If a fall should occur, an Alert1 medical alert pendant for the elderly can quickly put you in contact with a certified emergency response agent at our 24/7 Command Center. The on-the-go emergency alert wrist watch is also a great emergency response solution for those who enjoy traveling and prefer a style of medical alert that is more discreet.



1 Centers for Disease Control and Prevention staff. n.d. Injury Prevention & Control. Centers for Disease Control and Prevention. Keep On Your Feet.

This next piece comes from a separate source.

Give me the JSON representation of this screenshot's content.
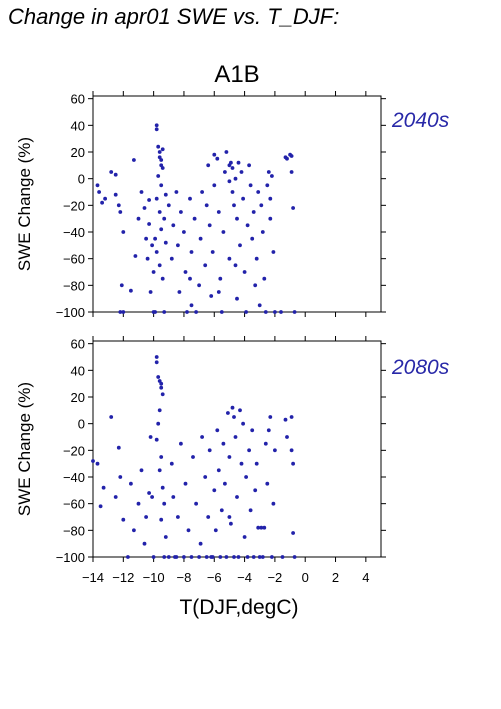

2 Centers for Disease Control and Prevention staff. n.d. Vision Health Initiative (VHI). Centers for Disease Control and Prevention. Vision Impairment and Older Adult Falls.

3 Shapiro, Zhanneta. Feb. 2019. LeaderLive. ASHA Wire. Hearing Loss and the Increased Risk of Falls.

4. Wells, TS et al. June. 2020. Geriatric Medicine and Gerontology. Clin Med International Library. Hearing and Vision Impairment is Associated with Falls Risk among Older Adults.

5 Botek, Anne-Marie. Sept. 2021. Aging Care. Medications That Increase Fall Risk in Older Adults.

6 HealthinAge.org staff. n.d. HealthinAge.org. Falls Prevention.

7 Campell, Kevin, Dr. Oct. 2016. Preventing Falls in Older Americans. U.S. News. Preventing Falls in Older Americans.

8 Blazewick, Danielle H. et al. Sept. 2017. National Library of Medicine. Stair-Related Injuries Treated in United States Emergency Departments.

9 Centers for Disease Control and Prevention staff. n.d. Home and Recreational Safety. Important Facts about Falls.